Memorial Record of Western
Kentucky, Volume I and Volume II, Lewis Publishing Company, 1904, pp. 11-13. McCracken Co. [Portrait,fronts piece]
COLONEL
LORENZO D. HUSBANDS, one of the prominent citizens and leading representatives of the bar of Paducah,
Kentucky, was born in
Christian county,
Kentucky, December 18, 1823, and is a son of Harmon
Husbands and a grandson of Robert
Husbands. Harmon
Husbands was born in Rowan county,
North Carolina, in August, 1776, and settled in
Christian county,
Kentucky, in 1805, becoming a pioneer farmer and
surveyor of that locality. In 1826 he removed to
Caldwell county,
Kentucky, and three years later to
Crittenden county, and finally in 1834 to
Ballard county,
Kentucky, where he died in 1856, aged eighty years. The
Husbands family is of English descent, two brothers, William and John, having, about 1700, emigrated from
England to
America. One possessed an aristocratic turn of mind and the other was of a plebeian character, and from the latter our subject's branch of the family descends. These brothers first settled in
Pennsylvania and later in
North Carolina at the forks of the
Adkins [sic] River. A great-uncle of our subject later became a conspicuous character during the Revolutionary period and figured in the Mecklenburg revolution, and he and four others were sentenced to death, but he escaped to Western Pennsylvania; there fought in battles with the Indians and later
returned to
North Carolina. Harmon
Husbands married Sarah
Renshaw, also a native of
North Carolina, and a daughter of a farmer and pioneer of Port Royal, Tennessee, who died in the latter state. She lived to be eighty years old and bore her husband nine children, five daughters and four sons, all of whom are deceased except Mrs. Francis O. Lovelace, of
Texas, and
Colonel LORENZO D. Husbands.
Colonel
Husbands was reared on the farm, and his education was limited to a few months spent each year in attendance on the local schools of his father's neighborhood, but as he has always been a student he has been able to supplement the meager education he then received, and is now a well-read and thoroughly informed man upon current events of a political, literary and scientific nature. He began reading law in 1847 with James B. Husbands, a brother, then
located in Paducah, and was admitted to the bar in 1849. Through his ability Mr. Husbands soon rose in his profession, and has long been a leader at the bar.
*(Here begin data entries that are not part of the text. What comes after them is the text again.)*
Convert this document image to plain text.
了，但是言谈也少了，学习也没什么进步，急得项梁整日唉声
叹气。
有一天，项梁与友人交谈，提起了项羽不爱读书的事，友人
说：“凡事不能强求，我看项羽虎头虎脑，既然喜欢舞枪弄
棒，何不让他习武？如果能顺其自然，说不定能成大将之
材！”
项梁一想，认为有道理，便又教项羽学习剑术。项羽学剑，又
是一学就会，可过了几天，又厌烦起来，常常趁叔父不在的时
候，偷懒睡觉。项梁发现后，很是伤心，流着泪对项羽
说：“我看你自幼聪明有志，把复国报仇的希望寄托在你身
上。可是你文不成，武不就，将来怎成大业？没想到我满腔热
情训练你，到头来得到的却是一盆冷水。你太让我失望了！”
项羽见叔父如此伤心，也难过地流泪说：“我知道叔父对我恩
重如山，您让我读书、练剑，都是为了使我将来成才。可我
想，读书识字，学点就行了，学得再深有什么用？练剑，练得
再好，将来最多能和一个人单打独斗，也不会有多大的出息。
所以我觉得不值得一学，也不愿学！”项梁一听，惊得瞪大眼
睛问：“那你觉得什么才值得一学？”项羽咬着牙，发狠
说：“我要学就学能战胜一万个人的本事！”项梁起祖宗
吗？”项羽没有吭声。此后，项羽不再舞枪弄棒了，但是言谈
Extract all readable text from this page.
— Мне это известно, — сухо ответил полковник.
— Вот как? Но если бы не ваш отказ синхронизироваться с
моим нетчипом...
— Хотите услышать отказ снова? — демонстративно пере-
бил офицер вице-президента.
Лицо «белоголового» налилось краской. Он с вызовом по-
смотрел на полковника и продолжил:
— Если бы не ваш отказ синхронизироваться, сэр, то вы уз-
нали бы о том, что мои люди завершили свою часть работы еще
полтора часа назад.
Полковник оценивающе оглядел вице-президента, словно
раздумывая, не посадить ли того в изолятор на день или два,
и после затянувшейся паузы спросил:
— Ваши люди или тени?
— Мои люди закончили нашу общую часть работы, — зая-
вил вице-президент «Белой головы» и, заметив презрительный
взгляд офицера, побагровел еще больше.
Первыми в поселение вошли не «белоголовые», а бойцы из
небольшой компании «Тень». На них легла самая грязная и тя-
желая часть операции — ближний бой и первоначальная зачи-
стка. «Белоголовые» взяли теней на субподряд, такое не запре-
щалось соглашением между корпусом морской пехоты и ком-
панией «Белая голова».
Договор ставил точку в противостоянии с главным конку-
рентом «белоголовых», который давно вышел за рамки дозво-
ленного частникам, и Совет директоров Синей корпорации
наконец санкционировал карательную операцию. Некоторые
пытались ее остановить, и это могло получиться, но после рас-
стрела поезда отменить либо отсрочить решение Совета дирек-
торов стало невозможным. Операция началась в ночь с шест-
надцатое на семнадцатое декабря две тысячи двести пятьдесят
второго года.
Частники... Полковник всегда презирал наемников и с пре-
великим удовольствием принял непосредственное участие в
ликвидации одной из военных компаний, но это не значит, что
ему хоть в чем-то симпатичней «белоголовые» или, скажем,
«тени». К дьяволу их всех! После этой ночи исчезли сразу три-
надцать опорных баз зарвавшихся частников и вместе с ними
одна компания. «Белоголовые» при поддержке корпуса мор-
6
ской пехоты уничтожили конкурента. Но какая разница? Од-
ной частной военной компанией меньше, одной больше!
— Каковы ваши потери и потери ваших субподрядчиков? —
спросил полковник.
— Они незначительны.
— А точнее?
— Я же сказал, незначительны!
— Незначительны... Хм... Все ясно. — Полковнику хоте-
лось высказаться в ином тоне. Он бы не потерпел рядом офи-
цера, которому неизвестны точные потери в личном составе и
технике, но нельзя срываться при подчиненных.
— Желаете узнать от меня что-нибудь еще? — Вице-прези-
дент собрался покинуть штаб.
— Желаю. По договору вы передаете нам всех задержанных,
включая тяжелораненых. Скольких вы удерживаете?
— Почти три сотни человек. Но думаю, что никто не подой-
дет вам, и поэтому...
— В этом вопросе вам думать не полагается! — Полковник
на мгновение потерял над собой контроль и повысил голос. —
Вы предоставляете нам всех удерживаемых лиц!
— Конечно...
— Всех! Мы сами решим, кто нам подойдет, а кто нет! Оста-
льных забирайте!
In 1859 he was elected to the legislature, and while there cast his vote against "armed neutrality." Mr. Husbands took no active part in the Civil war, and bears his title of colonel
only as an endearing title bestowed upon him by his friends. His first political office was that of county attorney, to which he was elected in 1851, and served until 1855, when he was elected commonwealth attorney. After serving the legislature he never again sought office until 1897, when he was elected judge of the circuit court for the Second judicial district, and he is the present
incumbent of that office. Throughout his long and useful life he has been a Democrat. Judge
Husbands was married first in 1851 to
Hannah Singleton. She was born in
Hines [sic] county,
Mississippi, in 1834, and died in 1856,
leaving one son, Gip. In 1859 Judge
Husbands married Mrs. Mary E. Bullock, nee Cook, a daughter of John W. Cook, of
Christian county, Kentucky; her birth occurred in
Princeton,
Kentucky, and her education was principally obtained in
Bethel Female College, Hopkinsville. Three children were born of this marriage, viz., Cook, Dow and Sallie, all of whom have been given excellent educational advantages.